When I think about my approach to presenting my work in the past it’s always turned out to be a hesitant, shoddy, last minute attempt. I’m not really one for exhibitionism; I am a perfectionist and am reluctant to display my work unless i am totally satisfied with it, which in this case I wasn’t. The presentation of my photos ended up like this because I simply wasn’t happy with them. I became interested in exploring classic photography techniques at the beginning of the year, as I believe it is important to acknowledge the traditions of photography, the simplicity of what a camera actually is and how it works and ways in which we can record the beauty of the world we live in. In a snap happy era where digital cameras provide us with a fast and furious method of capturing what we want to capture, it is quite easy to see why traditional photography is becoming obsolete.
Ok, so I don’t think my photos were a convincing statement about the greatness of traditional techniques, but what interested me about my photos was that it was always uncertain whether it was going to work. With digital photography and well, digital everything, things are so easy to get right, it was exciting to use my cameras and just see what turned out.
The tried, tested and eventually failed approach to my project was always going to create some issues when it came to the final presentation, although I was creating a lot of this shit it was difficult to know how I could create some kind of display from it. I decided to look at my photos and cut out all the flaws, the bad parts, the parts that a photography teacher would despise and want to gouge his eyes out in disgust, and hide them around the college in places which I felt happy putting them in.
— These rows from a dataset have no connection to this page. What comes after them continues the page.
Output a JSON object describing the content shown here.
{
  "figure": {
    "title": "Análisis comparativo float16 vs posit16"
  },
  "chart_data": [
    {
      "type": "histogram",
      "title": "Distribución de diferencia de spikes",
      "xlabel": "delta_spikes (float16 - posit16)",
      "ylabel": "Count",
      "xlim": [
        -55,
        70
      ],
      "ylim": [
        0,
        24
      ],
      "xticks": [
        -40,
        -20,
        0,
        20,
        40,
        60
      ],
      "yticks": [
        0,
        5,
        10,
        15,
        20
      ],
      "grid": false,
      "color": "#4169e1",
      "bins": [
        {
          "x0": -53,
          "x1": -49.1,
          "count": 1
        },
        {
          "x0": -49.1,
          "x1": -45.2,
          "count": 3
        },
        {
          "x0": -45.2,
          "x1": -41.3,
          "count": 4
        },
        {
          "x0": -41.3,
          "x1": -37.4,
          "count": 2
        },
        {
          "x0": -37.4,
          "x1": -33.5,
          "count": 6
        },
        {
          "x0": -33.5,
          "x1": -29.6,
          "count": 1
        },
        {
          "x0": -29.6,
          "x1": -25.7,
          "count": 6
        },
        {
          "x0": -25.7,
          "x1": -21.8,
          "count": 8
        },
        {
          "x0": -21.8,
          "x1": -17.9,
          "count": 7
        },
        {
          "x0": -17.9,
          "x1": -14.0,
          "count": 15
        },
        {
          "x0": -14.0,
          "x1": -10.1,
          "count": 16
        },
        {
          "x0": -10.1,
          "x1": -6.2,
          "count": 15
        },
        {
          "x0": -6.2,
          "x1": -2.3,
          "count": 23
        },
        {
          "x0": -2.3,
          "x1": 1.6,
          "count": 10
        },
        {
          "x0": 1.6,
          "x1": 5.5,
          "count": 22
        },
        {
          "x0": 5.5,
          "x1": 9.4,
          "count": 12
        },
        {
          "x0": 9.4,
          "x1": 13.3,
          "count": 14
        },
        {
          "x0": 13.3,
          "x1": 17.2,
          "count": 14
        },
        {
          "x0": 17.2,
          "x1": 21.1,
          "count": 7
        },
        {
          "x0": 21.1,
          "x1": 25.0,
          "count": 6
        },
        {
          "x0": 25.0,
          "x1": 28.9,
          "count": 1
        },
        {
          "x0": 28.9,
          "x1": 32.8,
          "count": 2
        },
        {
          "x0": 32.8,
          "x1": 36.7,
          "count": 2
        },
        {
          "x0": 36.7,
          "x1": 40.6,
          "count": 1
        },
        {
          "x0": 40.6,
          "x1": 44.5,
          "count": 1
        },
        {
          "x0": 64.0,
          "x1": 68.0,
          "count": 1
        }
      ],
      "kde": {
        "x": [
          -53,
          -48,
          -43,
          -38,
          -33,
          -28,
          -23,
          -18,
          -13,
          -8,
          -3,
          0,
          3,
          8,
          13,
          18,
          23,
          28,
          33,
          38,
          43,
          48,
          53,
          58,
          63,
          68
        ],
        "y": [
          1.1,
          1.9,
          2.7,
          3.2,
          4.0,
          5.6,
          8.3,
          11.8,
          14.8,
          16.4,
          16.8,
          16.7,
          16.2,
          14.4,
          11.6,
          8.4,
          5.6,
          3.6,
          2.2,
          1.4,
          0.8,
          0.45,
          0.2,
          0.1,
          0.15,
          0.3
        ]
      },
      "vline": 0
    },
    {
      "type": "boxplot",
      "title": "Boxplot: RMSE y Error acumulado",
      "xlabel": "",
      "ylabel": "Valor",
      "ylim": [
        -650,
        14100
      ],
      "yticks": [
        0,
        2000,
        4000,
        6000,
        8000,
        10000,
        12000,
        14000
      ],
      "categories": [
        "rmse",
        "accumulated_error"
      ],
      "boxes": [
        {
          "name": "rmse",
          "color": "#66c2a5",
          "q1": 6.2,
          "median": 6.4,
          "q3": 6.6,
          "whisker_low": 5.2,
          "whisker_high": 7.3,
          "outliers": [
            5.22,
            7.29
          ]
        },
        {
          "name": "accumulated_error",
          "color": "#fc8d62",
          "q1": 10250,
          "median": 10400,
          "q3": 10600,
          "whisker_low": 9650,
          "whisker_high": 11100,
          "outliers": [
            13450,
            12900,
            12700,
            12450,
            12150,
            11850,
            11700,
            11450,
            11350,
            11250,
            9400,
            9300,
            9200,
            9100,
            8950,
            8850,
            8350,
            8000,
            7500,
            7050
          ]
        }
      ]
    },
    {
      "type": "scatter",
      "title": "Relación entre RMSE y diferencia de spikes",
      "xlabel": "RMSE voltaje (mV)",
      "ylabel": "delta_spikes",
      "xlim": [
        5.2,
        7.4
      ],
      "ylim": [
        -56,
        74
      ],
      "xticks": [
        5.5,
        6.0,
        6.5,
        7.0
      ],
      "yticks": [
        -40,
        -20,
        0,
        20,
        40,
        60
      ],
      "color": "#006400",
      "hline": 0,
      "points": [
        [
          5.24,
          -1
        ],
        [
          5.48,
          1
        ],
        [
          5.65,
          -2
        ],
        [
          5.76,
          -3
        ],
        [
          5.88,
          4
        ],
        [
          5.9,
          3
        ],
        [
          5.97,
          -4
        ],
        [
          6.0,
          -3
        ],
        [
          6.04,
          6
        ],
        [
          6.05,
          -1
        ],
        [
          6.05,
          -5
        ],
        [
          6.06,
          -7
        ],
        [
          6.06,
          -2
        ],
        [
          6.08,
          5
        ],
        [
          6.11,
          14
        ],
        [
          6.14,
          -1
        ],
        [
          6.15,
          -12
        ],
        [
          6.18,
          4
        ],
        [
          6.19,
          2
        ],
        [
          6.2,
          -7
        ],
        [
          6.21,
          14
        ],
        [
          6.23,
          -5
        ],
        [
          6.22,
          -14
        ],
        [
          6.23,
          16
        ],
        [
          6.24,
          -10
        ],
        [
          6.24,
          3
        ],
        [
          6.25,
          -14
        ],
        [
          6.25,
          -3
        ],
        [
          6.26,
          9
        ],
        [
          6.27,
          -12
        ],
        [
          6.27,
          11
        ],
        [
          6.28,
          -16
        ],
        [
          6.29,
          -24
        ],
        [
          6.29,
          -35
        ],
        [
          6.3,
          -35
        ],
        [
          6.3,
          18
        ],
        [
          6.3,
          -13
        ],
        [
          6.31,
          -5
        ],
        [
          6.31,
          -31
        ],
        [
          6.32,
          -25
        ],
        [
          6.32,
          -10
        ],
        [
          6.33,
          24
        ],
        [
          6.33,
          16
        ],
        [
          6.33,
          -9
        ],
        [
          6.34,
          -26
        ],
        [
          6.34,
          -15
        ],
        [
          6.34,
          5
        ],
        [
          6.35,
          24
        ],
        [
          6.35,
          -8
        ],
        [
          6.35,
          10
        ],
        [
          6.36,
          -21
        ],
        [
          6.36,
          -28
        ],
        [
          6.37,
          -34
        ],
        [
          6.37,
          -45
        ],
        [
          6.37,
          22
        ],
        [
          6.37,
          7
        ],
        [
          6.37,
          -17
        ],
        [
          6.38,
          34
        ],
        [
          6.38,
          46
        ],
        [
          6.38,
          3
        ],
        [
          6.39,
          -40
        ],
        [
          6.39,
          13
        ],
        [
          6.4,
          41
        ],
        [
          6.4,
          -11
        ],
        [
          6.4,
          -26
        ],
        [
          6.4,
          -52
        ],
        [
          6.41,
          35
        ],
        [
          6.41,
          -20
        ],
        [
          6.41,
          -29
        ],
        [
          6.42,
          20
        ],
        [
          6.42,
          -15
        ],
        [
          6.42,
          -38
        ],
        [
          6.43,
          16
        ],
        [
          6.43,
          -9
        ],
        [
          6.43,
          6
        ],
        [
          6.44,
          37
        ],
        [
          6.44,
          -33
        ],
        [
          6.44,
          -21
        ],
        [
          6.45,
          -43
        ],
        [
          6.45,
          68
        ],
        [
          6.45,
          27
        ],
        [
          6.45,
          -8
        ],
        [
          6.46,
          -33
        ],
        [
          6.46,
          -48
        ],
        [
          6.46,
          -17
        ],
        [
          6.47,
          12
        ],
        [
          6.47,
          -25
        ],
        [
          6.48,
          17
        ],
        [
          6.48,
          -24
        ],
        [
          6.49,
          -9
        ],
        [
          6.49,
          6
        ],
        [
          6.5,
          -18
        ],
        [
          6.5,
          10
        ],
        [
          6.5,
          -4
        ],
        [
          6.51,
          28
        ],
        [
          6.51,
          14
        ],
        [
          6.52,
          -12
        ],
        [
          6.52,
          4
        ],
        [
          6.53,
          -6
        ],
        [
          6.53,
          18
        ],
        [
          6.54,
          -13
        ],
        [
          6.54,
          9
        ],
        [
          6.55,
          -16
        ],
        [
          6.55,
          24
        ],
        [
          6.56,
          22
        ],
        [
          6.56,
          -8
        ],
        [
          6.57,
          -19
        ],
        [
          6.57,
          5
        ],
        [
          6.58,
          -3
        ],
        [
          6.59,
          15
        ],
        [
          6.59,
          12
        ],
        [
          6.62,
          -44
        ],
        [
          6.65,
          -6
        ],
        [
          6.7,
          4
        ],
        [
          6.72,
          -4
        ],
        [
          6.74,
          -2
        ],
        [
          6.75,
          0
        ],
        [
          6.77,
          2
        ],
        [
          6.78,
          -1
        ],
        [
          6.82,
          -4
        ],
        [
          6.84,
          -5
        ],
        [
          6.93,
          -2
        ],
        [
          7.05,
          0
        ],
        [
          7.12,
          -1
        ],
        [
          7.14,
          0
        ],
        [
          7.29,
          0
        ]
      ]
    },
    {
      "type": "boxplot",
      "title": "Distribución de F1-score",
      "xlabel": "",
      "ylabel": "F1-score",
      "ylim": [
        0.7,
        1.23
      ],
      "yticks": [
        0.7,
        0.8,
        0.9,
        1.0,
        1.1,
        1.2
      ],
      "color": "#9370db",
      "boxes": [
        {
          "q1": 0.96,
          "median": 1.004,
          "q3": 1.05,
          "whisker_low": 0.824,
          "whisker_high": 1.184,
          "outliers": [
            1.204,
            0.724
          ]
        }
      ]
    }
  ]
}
But If I continue to hide my work, who will know I’m there? Who will hear my voice? What is the point of making an insignificant art piece? My work is out there, you just have to find it, if you care to notice.

1 comment:

  1. There is a really interesting dialogue going on between you and your work. The fact that we are now aware that you are placing work around the college means that we can start looking for it. This is interesting in itself. Perhaps you dont really do anything and instead leave false clues as to possibilities. It could be an entire fiction. You narrate well and this could be the start of something serious. James Joyce's Ulysses is really just a narrative of one day in Dublin. But we are aware all the time that this insignificant day contains all the ingredients of myth.